Throughout her ministrations, Peter sat on Neal's other side, one hand still curled around Neal's leg. Chances were he could have moved it, he knew—he just wasn't willing, yet, to see what would happen if he did.
"He's probably out for the night now," Elizabeth said, relieved, once Neal's eyes had closed, "we can try to go back to sleep."
"You go ahead, honey," Peter smiled at her, "I'm just gonna sit here a moment longer."
El looked at him, took in the position of his hand, and her mouth puckered with sympathy and understanding. She nodded, dropped a kiss on the top of Peter's head, and left.
Peter was still sitting there when Neal's fever finally broke, though whether it was minutes or hours later, he couldn't tell.
Neal stirred, hand going up to push the sweat-soaked hair out of his face. He made a small sound of discomfort, coughed harshly.
"How you doing?" Peter asked.
"Okay, I think," Neal answered, strangely unsurprised to find Peter at his bedside, "just, ugh." He plucked at his damp pajama top.
"Yeah," Peter agreed, "Lemme get you some dry things."
He retrieved new sheets from the linen closet in the hall, then ducked into the dark master bedroom, happy to hear El's quiet breathing, and snagged clean sweats and a t-shirt from his own drawers.

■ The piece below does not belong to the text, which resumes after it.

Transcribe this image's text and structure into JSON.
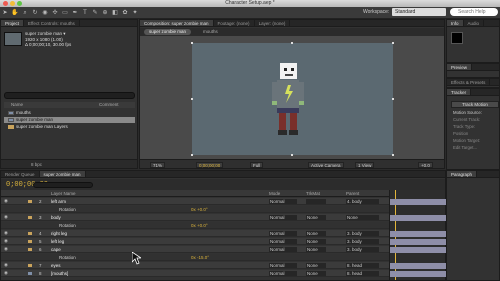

Once a re-clothed Neal was back under clean sheets, Peter decided it was probably time to call it a night. "Rest," he told Neal, as authoritatively as he could, and turned off the light.
"Peter," Neal called, before he'd quite made it out the door. "I'm sorry about being so—crazy—before—"
"Don't worry about it," Peter said, turning the light on again, "you were running pretty hot—that can do funny things to your head—"
"Mmm." Neal went on, and something in his tone told Peter that he wasn't quite as cogent as he had thought, was still floating muzzily through the aftermath of fever and anxiety, "it's just—I was feeling weird—you know?—like I didn't weigh anything at all—like a leaf, or something, a snake's abandoned skin—"
"Yeah?" Peter came back over to the bed and sat down.
"And then I started having this—I dunno—flashback, maybe—to this time when I was a kid, and I got caught in a riptide," Neal's voice was soft, dreamy almost, "Scared me to death—I completely forgot you were supposed to swim parallel, just flailed and panicked 'til they had to send a lifeguard out for me. And then I just panicked all over him too."
"But you're a strong swimmer," Peter said, even though it was beside the point. He was remembering a story—a story he believed—about Neal robbing some Lake Como villa by approaching—and escaping—via the water.
"I am now," Neal said, and Peter smiled, because that was the Neal Caffrey he knew, mastering every skill that life threw in his path.
But the Neal lying exhausted in their spare bed was still caught up in the memory of his frightened childhood self. "It was the worst feeling, seeing the land get farther and farther away, the current pulling me out. But then, in my dream, it wasn't the lifeguard anymore, it was you," Neal smiled, that incongruously open smile Peter could never believe possible from such a hardened conman, "and I don't know what you did, but it made the panic go away."
"I didn't do anything," Peter demurred, "You just woke up, that's all." But he had, he realized, unconsciously closed his fingers around Neal's ankle again, the skin, thankfully, much cooler to the touch now.
It was an illusion, Peter knew—in a few days, Neal would be back to his full, lithe strength, as glossy as any magazine spread—but right at the moment the long bones of his leg felt absurdly vulnerable, liable to be ripped away at any moment by the hard current of the world.
He rubbed his thumb over the sharp jut of the joint, the smooth hollow of flesh behind it, slowly, gently, until Neal fell asleep again.